The Device Manager (Windows only) console enables live monitoring of connected peripherals and hardware, providing administrators high-fidelity tracking of USB-powered input devices like keyboards and mice, external USB storage drives, monitor, as well as any plug-and-play devices attached to managed systems. DeviceOn incorporates intelligent device recognition with continuous threat monitoring, include a virtual sentinel that stands guard and immediately triggers alert notifications if whitelist monitoring is enabled and new unauthorized devices are plugged in or known devices suddenly disconnected. This sophisticated device tracking and automated alert system gives administrators enhanced awareness and control to detect threats from unauthorized devices.

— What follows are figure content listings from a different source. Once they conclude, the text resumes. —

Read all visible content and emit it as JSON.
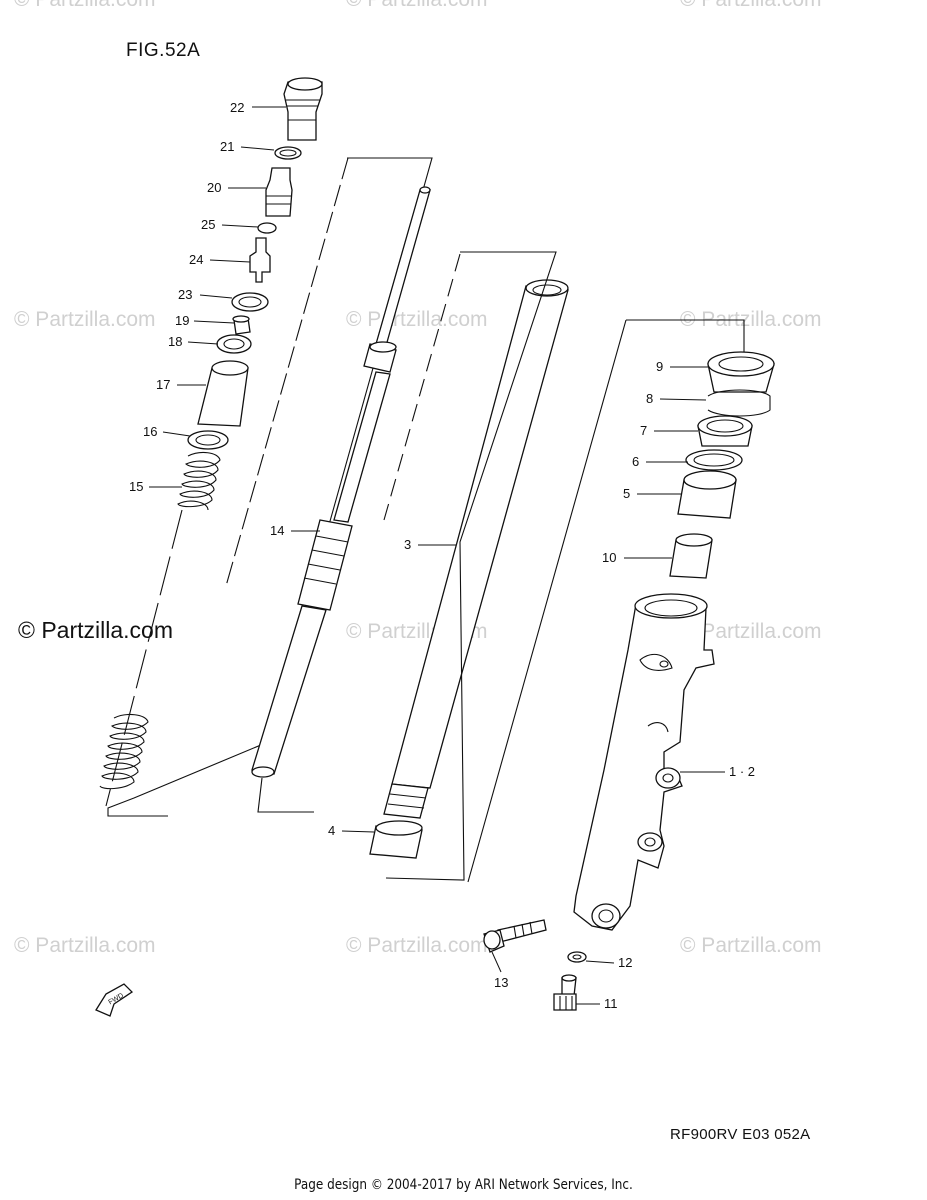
{
  "figure": {
    "title": "FIG.52A"
  },
  "watermarks": {
    "small": "© Partzilla.com",
    "main": "© Partzilla.com"
  },
  "fwd_badge": "FWD",
  "model_code": "RF900RV E03  052A",
  "footer": "Page design © 2004-2017 by ARI Network Services, Inc.",
  "callouts": [
    "22",
    "21",
    "20",
    "25",
    "24",
    "23",
    "19",
    "18",
    "17",
    "16",
    "15",
    "14",
    "3",
    "9",
    "8",
    "7",
    "6",
    "5",
    "10",
    "1 · 2",
    "4",
    "13",
    "12",
    "11"
  ]
}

The newest release of DeviceOn Agent moves beyond just providing connectivity to enable more robust monitoring capabilities across managed endpoints. This version comes with an entirely redesigned web-based interface that reduces the agent’s footprint by approximately 50% compared to previous versions. The web-based interface allows the agent to achieve true cross-platform support, capable of running on both x86 Windows/Linux platforms as well as RISC-based systems.
With this expanded compatibility, the agent can now provide extensive monitoring coverage across diverse endpoints, tracking vital performance metrics including CPU utilization, memory usage, disk activity, and active processes. The agent is also capable of monitoring Advantech hardware components and SQ Flash SSD installed on supported devices.
Moreover, this release integrates advanced local protection for endpoints through System Shield, which enables administrators to leverage Acronis backup and restore capabilities as well as Trellix system hardening directly on the endpoint itself. With the agent’s enhanced monitoring and System Shield integration, administrators gain greater visibility and control to secure and optimize their diverse endpoint environments.
Leveraging RabbitMQ 3.12 and native MQTT, this release dramatically improves memory efficiency and reduces latency, boosting DeviceOn Server’s device connectivity capacity by up to 1 fold. When deployed standalone on an Azure VM using the D4sV5 tier, a single DeviceOn Server instance can now easily support between 9k to 10k concurrent IPC device management.
OpenJRE, Eclipse Adoptium (v1.8.392)
Tomcat (v9.0.82)
RabbitMQ (v3.12.7), Erlang 25
PostgreSQL (v14.9)
MongoDB (v5.0.19)
Grafana (v9.5.13)
Since MongoDB is the major database used by DeviceOn, we need to follow MongoDB's upgrade policy where users must successively upgrade between major releases. Since this version (v5.2.4) adopts MongoDB 5.0, if your current DeviceOn version is below 4.5.5, you need to first upgrade to version 5.1.2 which uses MongoDB 4.4 before upgrading to this version.